Jedi Mind Trick
I recently stumbled upon a study from U. of San Diego about creativity. Not the typical how people can be creative or who is more likely to develop creative ideas. This was about perception of a creative idea depending on where the idea came from. Interesting
Raise your hand if you consider yourself “open to creative ideas”. OK, put your hands down, I can’t actually see you. I suspect most of you raised or would raise your hands.
What U. of San Diego researchers found was unexpected and insightful; they found people viewed the “creativeness” of the idea mostly due to where they thought the idea came from. Same idea was ranked significantly different depending on what people were told concerning the the origin.

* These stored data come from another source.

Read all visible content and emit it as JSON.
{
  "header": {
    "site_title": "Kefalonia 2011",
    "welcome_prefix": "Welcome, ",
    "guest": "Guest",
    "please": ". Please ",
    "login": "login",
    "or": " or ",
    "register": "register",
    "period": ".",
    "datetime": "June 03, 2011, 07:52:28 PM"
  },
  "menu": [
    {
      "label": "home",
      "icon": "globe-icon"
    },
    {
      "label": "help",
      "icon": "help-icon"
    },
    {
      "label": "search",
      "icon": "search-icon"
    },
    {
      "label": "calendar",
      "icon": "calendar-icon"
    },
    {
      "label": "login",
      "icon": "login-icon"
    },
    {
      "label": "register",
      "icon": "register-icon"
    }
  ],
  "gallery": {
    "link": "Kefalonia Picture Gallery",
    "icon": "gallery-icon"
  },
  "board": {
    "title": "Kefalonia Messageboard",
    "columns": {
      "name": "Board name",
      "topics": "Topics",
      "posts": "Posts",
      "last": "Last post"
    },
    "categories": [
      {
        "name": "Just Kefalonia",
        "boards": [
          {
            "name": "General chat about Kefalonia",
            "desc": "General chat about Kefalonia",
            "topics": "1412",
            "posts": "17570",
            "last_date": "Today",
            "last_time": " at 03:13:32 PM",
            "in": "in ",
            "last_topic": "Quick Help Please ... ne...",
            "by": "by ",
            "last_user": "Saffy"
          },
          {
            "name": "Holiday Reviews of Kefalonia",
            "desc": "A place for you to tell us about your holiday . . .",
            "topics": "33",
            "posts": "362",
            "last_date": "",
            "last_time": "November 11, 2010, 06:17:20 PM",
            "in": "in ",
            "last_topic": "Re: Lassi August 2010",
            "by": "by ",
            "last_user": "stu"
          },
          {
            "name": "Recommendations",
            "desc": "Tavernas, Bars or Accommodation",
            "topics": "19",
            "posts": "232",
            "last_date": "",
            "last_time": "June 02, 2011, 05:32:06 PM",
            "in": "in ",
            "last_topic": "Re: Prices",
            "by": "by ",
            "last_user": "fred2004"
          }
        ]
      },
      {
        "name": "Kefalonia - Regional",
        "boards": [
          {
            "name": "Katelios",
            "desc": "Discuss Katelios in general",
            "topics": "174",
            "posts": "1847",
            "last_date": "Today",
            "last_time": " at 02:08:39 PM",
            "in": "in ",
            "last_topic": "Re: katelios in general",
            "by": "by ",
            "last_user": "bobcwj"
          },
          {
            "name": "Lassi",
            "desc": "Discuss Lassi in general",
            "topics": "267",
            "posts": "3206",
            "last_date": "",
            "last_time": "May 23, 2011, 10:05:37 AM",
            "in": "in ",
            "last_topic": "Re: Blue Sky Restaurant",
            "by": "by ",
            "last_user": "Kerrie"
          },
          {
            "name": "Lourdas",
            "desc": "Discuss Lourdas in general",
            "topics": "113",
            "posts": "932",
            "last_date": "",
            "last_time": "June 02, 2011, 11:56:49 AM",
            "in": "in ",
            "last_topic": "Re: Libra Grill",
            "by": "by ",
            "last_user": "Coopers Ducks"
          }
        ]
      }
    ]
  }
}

The research showed when we think of ideas from within our organization we think of them with a “can it work?” filter. Mangers look at the details and consider risks, making them not as open to creative ideas, that by definition are risky. This follows logic because managers tend to have the most experience and have seen many ideas that were not good. However, when we think of our organization as viewed from an outsider’s perspective, our brain thinks more in the abstract…meaning more open to “out of the box” ideas without analyzing the details. So the managers experience comes at a price…he or she is less likely to embrace a creative idea generated from within the organization.
So what and why do I care? First, knowledge (or as we call it in the military…”SA” ~ situational awareness). Lean Six Sigma folks often present creative/innovative ideas to executives or superiors…they need SA on how that person’s mind is working. Secondly, this SA allows us to modify our presentation and use language that draws out the abstract mind, aka “Jedi mind trick”.
I’m not saying control people’s minds and manipulate them to do what we want…ummm, yea, that is what I’m saying. We can use the Jedi mind trick as a way of killing the waste that lives in ideology and belief systems.
Note: If your idea sucks then no strategy will save it (just keeping it real people, not all ideas are good).